Augustin has seen all of his major statistical contributions dip, along with his shooting numbers. His ability to finish at the hoop has dropped considerably from last season’s career-best rate (down almost 10 whole percentage points to 55%), while his three-point shooting stroke has seemingly abandoned him (26.3% on just 19 total attempts). It’s really no wonder that he’s already lost his starting spot.

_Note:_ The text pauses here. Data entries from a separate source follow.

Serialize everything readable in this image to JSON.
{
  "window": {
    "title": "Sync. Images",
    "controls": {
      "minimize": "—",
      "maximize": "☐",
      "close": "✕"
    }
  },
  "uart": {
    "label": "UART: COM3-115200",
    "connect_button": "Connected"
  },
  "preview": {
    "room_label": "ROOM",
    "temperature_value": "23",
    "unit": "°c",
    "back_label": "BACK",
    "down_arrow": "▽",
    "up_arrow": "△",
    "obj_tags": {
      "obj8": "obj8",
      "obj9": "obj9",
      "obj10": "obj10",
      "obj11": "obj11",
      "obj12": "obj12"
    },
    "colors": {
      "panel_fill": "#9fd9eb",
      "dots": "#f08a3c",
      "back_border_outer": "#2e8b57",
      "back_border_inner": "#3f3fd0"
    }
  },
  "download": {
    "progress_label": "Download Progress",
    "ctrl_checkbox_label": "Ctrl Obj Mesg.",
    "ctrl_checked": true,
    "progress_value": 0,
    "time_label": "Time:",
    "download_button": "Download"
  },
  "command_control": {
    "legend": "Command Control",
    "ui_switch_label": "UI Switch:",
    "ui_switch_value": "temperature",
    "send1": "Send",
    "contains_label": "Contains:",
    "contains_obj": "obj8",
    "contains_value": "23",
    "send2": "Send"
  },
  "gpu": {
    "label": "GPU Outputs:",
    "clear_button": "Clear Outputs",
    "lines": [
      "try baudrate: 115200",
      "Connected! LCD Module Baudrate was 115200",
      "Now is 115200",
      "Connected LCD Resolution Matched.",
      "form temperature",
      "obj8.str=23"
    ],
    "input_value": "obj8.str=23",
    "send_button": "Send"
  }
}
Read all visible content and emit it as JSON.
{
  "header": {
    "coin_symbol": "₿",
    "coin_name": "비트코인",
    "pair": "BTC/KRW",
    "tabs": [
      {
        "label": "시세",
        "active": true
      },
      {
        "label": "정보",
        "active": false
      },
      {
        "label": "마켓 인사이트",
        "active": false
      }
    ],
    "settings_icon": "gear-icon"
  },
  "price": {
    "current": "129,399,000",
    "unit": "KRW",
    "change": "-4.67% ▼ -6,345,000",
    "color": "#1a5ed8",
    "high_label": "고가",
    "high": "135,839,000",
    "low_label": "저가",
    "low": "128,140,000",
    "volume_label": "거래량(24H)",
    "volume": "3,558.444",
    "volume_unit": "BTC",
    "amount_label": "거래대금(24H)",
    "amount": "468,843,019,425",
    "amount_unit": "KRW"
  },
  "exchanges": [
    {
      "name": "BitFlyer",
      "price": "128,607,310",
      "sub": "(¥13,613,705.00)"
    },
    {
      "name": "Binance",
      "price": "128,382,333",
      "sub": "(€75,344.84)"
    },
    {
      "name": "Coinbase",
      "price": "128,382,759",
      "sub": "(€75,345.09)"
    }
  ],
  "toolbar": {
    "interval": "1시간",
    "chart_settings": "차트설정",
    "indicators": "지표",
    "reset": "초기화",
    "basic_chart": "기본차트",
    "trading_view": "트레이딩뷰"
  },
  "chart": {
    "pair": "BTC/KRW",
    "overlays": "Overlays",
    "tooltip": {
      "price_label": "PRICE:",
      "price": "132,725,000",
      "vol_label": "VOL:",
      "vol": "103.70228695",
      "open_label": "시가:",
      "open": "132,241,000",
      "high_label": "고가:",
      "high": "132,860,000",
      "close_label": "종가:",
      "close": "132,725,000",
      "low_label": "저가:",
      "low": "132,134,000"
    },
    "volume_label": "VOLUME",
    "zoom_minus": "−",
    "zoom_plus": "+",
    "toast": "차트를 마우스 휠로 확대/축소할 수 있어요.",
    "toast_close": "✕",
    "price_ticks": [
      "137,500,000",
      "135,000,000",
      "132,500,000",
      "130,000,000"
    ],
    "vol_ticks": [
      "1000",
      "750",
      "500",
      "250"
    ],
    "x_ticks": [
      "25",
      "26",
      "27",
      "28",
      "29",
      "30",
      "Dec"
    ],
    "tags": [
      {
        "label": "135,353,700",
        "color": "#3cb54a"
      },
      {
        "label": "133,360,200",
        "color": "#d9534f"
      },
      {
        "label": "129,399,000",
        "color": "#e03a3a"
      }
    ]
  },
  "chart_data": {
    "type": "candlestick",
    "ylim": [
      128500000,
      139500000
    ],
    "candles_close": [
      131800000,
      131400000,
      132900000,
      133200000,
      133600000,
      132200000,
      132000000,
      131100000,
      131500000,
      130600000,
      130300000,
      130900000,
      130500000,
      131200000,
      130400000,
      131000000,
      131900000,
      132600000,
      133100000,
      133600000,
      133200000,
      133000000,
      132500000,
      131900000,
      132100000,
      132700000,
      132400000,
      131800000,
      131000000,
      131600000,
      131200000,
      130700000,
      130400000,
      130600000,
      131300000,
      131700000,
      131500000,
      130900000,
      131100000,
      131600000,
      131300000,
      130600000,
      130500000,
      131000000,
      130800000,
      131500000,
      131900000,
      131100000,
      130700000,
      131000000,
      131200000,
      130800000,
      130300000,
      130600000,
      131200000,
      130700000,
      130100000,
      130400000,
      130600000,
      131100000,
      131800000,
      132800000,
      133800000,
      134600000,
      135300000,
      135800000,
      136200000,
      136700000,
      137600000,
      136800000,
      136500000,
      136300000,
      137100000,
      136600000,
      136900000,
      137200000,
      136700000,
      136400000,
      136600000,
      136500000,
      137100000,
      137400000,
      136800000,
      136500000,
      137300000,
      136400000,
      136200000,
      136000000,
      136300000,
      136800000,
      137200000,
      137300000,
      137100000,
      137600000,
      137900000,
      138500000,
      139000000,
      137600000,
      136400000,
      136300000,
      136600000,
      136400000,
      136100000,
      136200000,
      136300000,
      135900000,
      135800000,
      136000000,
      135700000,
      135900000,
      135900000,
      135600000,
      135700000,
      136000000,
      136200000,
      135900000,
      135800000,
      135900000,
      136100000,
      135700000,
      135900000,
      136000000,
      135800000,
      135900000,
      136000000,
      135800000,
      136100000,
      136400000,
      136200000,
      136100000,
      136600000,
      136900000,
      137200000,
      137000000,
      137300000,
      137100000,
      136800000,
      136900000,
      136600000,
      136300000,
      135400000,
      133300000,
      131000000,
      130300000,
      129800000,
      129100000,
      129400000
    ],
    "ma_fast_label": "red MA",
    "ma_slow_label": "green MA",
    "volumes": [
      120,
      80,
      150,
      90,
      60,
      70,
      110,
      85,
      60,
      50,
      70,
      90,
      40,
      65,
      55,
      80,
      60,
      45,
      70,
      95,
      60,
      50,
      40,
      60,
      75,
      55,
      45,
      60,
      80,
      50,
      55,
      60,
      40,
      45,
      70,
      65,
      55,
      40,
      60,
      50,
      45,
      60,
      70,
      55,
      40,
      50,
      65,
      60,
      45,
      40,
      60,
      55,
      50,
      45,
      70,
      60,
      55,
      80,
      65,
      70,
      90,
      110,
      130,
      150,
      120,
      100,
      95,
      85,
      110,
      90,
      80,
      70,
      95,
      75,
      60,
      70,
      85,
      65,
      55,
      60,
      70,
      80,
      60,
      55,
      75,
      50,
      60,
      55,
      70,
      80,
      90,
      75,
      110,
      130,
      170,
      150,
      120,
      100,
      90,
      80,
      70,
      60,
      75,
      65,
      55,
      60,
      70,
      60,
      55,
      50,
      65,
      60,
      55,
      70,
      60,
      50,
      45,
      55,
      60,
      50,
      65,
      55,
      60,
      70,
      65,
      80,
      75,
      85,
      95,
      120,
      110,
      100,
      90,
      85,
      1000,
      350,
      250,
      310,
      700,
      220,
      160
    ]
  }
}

Vucevic has regressed in a similar fashion. Outside of free-throw shooting there isn’t one single statistical category that is in line with his output from last season. Offensively, he can’t seem to find a rhythm and has been ineffective as the team’s playmaking fulcrum. He’s one of the team’s coldest three-point shooters (20.7% on 29 total attempts), which is saying something. Defensively, he’s already been shredded in high pick-and-roll coverage in a couple of games, dredging up nightmares from tanking seasons past. It’s hard to imagine he’s anywhere close to an All-Star spot.
A number of pundits had these two Magic veterans pegged for a dip in production this season. Still, the current numbers are both a little surprising and plenty dispiriting. If neither can get on track it could be a long season in Central Florida.
2 and 6. It’s a far cry from the start that many expected from the Magic this season. This, undoubtedly, goes a long way towards explaining why the players and factors trending down seem to handily outweigh those that are trending up.
Let’s hope the upcoming stretch of home cooking gets things headed in the right direction.